Cain provided the next step in formalizing the role of first responders within the emergency medical response umbrella. Up to that time, firefighters in the province received a mix of St. Johns and Industrial First Aid. Workers Compensation Board regulations mandated the number of firefighters requiring an IFA ticket, but that was solely related to the workplace and not to the first responder role. The First Responder program was created, with training and certification through the Justice Institute. Today there are more than 7,000 registered first responders in the province, the vast majority being firefighters, both volunteer and career.

The reality
Today, there are 192 BC Ambulance stations across the province and more than 3,600 paramedics, with about 2,200 in part-time, on-call positions. As with prospective firefighters now required to obtain their NFPA 1001 Level 1 and 2 at their own expense to be considered for employment, BCAS requires prospective employees to have obtained, at a minimum, an Emergency Medical Responder licence to work in rural and remote stations prior to engagement. To work in the Lower Mainland region, a Primary Care Paramedic (PCP) licence is a minimum requirement. 

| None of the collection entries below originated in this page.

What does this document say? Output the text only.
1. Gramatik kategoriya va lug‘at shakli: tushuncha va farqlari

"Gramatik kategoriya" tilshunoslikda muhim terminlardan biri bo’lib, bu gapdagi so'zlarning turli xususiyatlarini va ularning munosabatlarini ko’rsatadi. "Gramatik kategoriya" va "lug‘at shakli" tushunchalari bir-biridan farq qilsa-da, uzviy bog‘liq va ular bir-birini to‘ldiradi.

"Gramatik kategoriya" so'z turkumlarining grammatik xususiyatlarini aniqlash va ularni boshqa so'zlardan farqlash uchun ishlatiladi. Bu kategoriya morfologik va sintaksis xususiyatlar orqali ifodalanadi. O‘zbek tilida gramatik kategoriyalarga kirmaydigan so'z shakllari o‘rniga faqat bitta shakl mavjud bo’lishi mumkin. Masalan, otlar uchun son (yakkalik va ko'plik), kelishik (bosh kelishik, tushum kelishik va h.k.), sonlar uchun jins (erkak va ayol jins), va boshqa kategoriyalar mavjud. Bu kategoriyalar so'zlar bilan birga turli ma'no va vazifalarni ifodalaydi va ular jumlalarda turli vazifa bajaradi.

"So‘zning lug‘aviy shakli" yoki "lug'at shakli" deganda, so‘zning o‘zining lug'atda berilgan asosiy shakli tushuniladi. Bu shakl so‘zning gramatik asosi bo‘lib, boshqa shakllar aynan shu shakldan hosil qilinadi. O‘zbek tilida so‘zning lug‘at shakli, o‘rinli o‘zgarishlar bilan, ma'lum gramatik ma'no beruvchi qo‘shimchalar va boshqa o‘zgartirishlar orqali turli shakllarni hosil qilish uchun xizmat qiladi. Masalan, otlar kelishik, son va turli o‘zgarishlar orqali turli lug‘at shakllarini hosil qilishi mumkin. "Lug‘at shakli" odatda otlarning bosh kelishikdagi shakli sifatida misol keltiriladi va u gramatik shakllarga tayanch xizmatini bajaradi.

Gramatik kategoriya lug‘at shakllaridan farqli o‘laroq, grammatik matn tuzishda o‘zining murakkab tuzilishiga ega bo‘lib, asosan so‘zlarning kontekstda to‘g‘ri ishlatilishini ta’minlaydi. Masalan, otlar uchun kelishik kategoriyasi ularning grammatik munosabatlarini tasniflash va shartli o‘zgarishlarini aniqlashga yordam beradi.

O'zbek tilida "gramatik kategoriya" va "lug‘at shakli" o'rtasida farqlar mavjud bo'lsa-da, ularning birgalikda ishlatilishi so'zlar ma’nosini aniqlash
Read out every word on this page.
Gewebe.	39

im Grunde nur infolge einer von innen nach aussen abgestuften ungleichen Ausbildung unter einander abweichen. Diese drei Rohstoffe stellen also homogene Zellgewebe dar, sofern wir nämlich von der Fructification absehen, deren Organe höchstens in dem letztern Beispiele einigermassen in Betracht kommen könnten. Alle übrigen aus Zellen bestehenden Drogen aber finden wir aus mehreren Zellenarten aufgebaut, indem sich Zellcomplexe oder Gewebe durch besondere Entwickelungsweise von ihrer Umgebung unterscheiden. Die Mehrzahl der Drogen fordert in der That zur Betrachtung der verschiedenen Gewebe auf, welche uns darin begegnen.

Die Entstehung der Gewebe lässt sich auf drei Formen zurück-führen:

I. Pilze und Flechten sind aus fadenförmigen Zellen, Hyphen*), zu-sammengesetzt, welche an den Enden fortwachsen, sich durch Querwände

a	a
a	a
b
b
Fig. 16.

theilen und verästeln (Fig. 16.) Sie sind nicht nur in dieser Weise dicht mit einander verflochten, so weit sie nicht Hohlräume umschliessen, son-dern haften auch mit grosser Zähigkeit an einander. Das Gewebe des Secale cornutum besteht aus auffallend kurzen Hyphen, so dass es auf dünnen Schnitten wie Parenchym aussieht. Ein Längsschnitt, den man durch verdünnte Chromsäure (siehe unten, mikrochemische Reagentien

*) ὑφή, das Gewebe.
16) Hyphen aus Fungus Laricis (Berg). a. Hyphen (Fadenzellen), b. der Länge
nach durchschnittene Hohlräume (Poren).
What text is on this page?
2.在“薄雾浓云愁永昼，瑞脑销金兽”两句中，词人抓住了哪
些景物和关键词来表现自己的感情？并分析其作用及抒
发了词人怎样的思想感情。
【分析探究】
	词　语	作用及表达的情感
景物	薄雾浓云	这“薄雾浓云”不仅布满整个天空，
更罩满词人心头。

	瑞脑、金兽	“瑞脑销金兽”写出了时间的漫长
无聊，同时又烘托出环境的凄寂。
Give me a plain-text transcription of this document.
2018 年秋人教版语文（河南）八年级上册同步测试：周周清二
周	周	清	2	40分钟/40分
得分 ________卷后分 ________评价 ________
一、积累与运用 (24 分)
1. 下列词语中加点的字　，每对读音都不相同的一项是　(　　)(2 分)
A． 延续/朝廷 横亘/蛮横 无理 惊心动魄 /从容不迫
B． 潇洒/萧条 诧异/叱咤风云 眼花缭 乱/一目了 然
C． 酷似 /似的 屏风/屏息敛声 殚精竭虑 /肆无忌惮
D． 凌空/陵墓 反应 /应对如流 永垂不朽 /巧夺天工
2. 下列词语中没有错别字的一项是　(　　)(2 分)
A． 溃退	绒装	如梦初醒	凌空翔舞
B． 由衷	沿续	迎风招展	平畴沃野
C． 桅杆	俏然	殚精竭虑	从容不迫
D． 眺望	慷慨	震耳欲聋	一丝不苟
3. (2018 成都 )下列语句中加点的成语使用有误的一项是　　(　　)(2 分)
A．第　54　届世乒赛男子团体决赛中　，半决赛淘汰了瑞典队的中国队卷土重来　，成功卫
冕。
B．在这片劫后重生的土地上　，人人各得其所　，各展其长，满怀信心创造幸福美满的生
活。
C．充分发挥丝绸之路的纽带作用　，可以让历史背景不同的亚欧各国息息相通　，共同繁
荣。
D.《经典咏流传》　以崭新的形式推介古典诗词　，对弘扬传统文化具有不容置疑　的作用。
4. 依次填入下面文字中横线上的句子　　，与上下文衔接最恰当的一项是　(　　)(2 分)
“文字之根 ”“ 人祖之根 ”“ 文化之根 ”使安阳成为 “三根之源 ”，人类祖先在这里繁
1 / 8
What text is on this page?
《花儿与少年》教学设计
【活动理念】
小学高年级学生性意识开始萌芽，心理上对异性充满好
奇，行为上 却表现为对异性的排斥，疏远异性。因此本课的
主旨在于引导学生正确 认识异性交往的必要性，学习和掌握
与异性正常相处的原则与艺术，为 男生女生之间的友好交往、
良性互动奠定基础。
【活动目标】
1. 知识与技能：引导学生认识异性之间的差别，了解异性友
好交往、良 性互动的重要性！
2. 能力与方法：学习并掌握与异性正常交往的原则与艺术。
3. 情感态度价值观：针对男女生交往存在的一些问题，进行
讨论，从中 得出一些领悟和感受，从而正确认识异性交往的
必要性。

In articulating the situation in 1973, Dr. Foulkes stated, “to a large extent the ‘backwardness’ of this province in developing a proper system must be blamed on the attitude towards this subject by the previous government. It appears that it was a deliberately stated policy that they were not going to get involved. That is, without doubt, the cause of the present confusion.”

Bill 21 is not the end of the story, nor even one chapter in the long history of pre-hospital emergency medical care in B.C. It is simply a subplot in a sometimes bitter and acrimonious relationship between labour and management that happened to rear its ugly head just months before the 2010 Olympic Games

The term of the imposed contract expires on March 31 – well after the Olympics have left town. What then?